Hong Kong knows the quality of P.R.C. justice better than any other jurisdiction does. Until now, its refusal to send alleged suspects to the P.R.C.—its own central government—has provided a key argument against extradition to China not only in Australia but also in the United States, Canada, the U.K., and New Zealand, other popular refuges for those fleeing Beijing’s long arm. The current Hong Kong fiasco will further set back P.R.C. negotiating efforts and make even those democratic civil law countries in Western Europe that have gradually been yielding to P.R.C. extradition pressures less likely to ratify future agreements and naively implement them.
China’s extradition prospects will improve only after its Communist Party and government radically reform the country’s criminal process in practice as well as theory.
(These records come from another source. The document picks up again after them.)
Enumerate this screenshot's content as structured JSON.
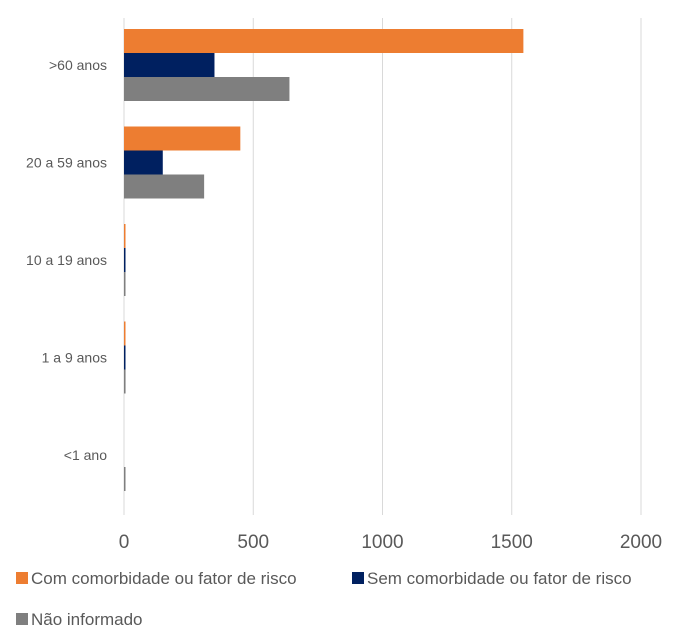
{
  "chart_data": {
    "type": "bar",
    "orientation": "horizontal",
    "categories": [
      ">60 anos",
      "20 a 59 anos",
      "10 a 19 anos",
      "1 a 9  anos",
      "<1 ano"
    ],
    "series": [
      {
        "name": "Com comorbidade ou fator de risco",
        "color": "#ED7D31",
        "values": [
          1545,
          450,
          5,
          1,
          0
        ]
      },
      {
        "name": "Sem comorbidade ou fator de risco",
        "color": "#002060",
        "values": [
          350,
          150,
          1,
          1,
          0
        ]
      },
      {
        "name": "Não informado",
        "color": "#7F7F7F",
        "values": [
          640,
          310,
          4,
          6,
          1
        ]
      }
    ],
    "x_ticks": [
      "0",
      "500",
      "1000",
      "1500",
      "2000"
    ],
    "xlim": [
      0,
      2000
    ],
    "grid": "vertical gridlines",
    "legend_position": "bottom"
  }
}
To say this monumental task is unlikely to be achieved under the Xi Jinping regime is an understatement.
To those foreign scholars and NGO experts who have sought to enlighten people in China and abroad about the nature of the P.R.C. justice system and who are still attempting to cooperate with repressed Chinese law reformers, law professors, and human rights lawyers, the Hong Kong fiasco is a welcome stimulus. Sadly, however, although Xi Jinping and his Party elite hope to enhance P.R.C. “soft power,” they fail to acknowledge how important the administration of justice is to the world’s evaluations of a nation’s soft power.